The Malta Independent 30 July 2021, Friday

15 years of a world forever changed

Sunday, 11 September 2016, 20:16 Last update: about 6 years ago

As the world, today, marks the 15th anniversary of the 11 September terrorist attacks on New York and Washington D.C., one cannot but also mark the fact that few are the ways in which the atrocity has not affected our lives and changed the world forever.

Not only was the heinous attack an attack on the United States, nor an attack on the Western world – it was an attack on the entire world. Of course, terrorism was no novelty back in 2001 but the sheer magnitude of the death toll of innocents, some 3,000 people, undeniably changed the global mindset forever.


The way in which we travel, for starters, to the basic way in which many view the world and trust one another will never be the same after the events of that pivotal and terrible day. Terrorism in the post-9/11 world has taken on not so much a new meaning but, rather, an enhanced meaning.

The multiple memories of that tragic day have left an indelible mark on our collective memory. Utterly reprehensible in every way, those heinous acts represent a condemnable and twisted view of one of the world’s great religions, and the perpetrators through their despicable actions rendered a great disservice to its followers. The sad fact is that those Muslims who do not subscribe to extremists’ warped interpretation of their religion have borne and suffered the many consequences of their actions. Since then, with the rise of al-Qaeda and later the Islamic State, that burden which they bear has become all the heavier.

The ramifications of that fateful day 15 years ago have reshaped the very parameters of the world in which we live. The attack’s perpetrator, Osama bin Laden, was slain after a 10-year manhunt but the minions that sprouted up in the wake of 9/11 and his death, are still very much active as evidenced, for example, by the recent terror attacks in France and Belgium. Some governments, meanwhile, have stepped up intelligence and surveillance activities to such an extent that civil liberties and privacy are being heavily trampled on.

One could ask what the world would be like today had 9/11 not happened. Would Afghanistan still be under Taliban control, would Saddam Hussein still be in power in Iraq, would the Arab Spring have even taken place, would ISIS have been conceived?

The answers to these and several similar questions will never be able to be answered with any large degree of certainty but there can be very little doubt that the tragic events of 11 September, 2001 have permanently and irrevocably changed the world in which we live.

That change is symbolised succinctly by this editorialist’s recollection of a fine summer evening in July 2000, standing in the plaza that once lay between the twin towers of the World Trade Centre and gazing upwards, as millions of others have done, at their seemingly endless rise into the night sky. The events that were to take place there a little more than a year later were, at the time, utterly unimaginable.

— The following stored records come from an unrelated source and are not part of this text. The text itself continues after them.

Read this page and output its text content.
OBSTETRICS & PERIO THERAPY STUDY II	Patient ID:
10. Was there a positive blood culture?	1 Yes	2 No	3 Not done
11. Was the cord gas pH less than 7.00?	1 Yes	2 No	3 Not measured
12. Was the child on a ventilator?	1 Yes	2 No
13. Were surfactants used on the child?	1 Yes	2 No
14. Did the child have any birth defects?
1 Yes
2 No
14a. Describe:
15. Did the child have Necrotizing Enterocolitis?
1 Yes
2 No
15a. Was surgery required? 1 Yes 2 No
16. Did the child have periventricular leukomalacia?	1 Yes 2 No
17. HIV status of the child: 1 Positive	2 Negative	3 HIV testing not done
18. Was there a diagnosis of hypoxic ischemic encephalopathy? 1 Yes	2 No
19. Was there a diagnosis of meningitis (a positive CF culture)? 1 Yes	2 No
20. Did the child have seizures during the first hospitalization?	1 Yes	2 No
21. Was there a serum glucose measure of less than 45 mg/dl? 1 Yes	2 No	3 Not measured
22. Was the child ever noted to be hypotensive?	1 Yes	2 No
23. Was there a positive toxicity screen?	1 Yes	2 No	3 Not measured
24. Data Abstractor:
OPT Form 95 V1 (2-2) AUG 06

Looking at that spot a year after the 9/11 attacks, by then renamed Ground Zero, one was greeted by an altogether different scene – one of devastation and destruction, a sight unfathomable a year earlier. Today, the site has been gloriously rebuilt in a symbolic sign that the world will not be beaten down or held to ransom by those seeking to impose their twisted ideologies upon the rest of the world.

Short of sparing a moment of silence for the thousands of victims and their families, it is difficult to commemorate such a terrible day with anything but a deep sense of poignancy and, for many, tears. Tears for the thousands of innocent lives taken that day, and the thousands more that have been needlessly taken since then. But in a number of countries, in the United States and elsewhere, millions of people mark today’s anniversary by carrying out good deeds, and in so doing they, each in their small individual way, fight back against the evil that was perpetrated that day 15 years ago.

We should all follow that example. After all, what better way to at least partially offset the evil and terror permeating so much of the world today than to spread love and compassion?